Hello DeepChem Team,
I am Suraj Mahapatra, a third-year B.Tech student at SRM Institute of Science and Technology. Currently engaged in a research and development program focusing on Large Language Models (LLMs) at NIT Rourkela, I am eager to leverage my skills in the field of Deep Learning and develop successful models out of it. I am writing to express my strong interest in contributing to the development of the Protein Language Model and Improving Equivariance Support.

Previously I have been working on the Hugging Face Model, Vision Transformers, Tensor-flow, PyTorch and I am excited to share my expertise by contributing in your project. Before taking the plunge, I would value your suggestion and mentoring in the project.

Hello! I am Divyanshu Rana, A 1st year student at Graphic era University, where I am pursuing a degree in Master of Computer Applications (MCA). I am really excited about Improving Antibody Support and Layer Tutorials. I have familiarity with deep learning frameworks such as PyTorch that would be essential for implementing antibody-specific models.

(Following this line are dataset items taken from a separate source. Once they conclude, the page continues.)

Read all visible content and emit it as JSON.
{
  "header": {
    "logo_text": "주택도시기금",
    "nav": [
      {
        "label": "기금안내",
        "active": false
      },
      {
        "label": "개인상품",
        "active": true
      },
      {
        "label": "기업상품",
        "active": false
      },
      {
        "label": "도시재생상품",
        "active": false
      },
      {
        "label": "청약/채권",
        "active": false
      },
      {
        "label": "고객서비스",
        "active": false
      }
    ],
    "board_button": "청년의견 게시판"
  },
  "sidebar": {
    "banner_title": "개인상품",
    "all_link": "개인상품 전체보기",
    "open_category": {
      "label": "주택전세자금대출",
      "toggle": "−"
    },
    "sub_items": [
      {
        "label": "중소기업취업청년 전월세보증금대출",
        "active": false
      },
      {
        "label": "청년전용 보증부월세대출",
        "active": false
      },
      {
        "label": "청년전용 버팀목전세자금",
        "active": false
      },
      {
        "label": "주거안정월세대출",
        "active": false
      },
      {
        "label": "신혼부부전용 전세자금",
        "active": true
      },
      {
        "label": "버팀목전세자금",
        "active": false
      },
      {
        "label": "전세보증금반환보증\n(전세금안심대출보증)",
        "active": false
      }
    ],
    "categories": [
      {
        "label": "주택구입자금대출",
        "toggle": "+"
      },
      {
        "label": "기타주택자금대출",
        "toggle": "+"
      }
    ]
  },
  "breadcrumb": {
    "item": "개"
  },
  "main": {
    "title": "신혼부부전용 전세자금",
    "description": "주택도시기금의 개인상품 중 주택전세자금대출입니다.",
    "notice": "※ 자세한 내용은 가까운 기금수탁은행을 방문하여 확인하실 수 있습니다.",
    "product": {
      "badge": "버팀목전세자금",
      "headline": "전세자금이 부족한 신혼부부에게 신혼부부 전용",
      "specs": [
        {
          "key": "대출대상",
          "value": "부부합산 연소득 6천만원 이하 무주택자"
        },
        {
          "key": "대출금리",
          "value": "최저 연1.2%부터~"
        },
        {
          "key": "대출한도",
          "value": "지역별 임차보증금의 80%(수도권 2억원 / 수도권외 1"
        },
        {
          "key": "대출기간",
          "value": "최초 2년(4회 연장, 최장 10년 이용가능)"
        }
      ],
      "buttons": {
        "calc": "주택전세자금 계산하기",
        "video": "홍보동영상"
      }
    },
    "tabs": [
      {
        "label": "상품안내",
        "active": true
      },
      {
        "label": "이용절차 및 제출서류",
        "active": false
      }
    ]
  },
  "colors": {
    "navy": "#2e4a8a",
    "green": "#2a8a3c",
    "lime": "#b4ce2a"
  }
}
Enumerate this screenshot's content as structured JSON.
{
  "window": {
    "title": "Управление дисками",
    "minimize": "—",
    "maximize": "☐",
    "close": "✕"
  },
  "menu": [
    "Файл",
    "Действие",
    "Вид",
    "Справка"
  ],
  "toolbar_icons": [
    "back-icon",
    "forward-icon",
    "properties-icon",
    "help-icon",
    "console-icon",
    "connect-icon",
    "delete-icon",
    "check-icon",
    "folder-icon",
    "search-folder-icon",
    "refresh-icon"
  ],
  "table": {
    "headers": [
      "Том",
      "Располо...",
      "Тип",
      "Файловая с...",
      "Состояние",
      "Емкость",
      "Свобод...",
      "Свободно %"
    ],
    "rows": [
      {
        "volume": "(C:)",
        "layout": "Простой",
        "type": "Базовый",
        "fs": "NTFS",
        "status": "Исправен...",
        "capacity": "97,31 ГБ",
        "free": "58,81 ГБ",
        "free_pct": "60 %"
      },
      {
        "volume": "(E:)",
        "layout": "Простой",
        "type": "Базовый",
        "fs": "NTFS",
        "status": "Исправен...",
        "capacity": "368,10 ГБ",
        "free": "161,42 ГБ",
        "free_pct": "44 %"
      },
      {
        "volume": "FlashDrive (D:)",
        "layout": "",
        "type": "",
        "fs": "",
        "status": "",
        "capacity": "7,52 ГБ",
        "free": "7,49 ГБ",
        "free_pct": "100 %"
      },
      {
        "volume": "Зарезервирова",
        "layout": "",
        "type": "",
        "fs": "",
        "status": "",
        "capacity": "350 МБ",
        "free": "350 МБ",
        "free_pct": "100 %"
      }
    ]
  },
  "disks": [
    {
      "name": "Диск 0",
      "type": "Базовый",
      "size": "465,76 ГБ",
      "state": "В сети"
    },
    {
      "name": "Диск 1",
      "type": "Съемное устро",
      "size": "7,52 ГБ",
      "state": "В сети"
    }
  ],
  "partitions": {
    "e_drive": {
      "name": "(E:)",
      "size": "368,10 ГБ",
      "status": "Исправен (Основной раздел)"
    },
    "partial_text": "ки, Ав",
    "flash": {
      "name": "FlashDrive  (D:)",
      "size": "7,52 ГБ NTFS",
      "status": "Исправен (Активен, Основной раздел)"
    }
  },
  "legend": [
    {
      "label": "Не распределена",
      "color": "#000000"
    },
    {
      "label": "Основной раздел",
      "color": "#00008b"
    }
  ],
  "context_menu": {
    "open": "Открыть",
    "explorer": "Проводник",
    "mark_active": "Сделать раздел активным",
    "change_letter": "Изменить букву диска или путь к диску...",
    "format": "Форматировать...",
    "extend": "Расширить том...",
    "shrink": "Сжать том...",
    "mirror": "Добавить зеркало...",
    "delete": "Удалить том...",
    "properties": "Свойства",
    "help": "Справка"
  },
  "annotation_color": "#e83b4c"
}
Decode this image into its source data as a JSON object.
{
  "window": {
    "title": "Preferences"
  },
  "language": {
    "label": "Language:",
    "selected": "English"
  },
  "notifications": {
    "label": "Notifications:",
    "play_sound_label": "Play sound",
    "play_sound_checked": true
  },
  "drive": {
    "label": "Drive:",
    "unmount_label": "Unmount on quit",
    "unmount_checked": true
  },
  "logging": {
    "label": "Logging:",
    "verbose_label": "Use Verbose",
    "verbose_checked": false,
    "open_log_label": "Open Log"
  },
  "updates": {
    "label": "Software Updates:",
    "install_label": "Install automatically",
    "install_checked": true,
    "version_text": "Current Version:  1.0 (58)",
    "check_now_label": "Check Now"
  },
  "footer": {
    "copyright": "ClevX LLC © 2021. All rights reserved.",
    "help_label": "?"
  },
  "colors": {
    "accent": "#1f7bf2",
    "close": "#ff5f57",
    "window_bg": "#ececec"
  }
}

Thank you for your attention, consideration, and ongoing support. Together, let us continue to strive for excellence and make a positive difference in the lives of individuals

With warm regards,
Divyanshu Rana

Hello Bharath,

I am Sasidharan, a final-year B.E. student studying Computer Science. I am intrigued by Layers Tutorials, Improving Antibody Support, and Improving New Drug Modality Support, and I’m enthusiastic about contributing my expertise to @DeepChem. Before delving deeper, I would greatly appreciate your guidance on how to get started.

Thank you!

To repeat folks, please don’t introduce yourselves on this channel. It’s not the right place. Please use the introductions channel: The Introductions Thread!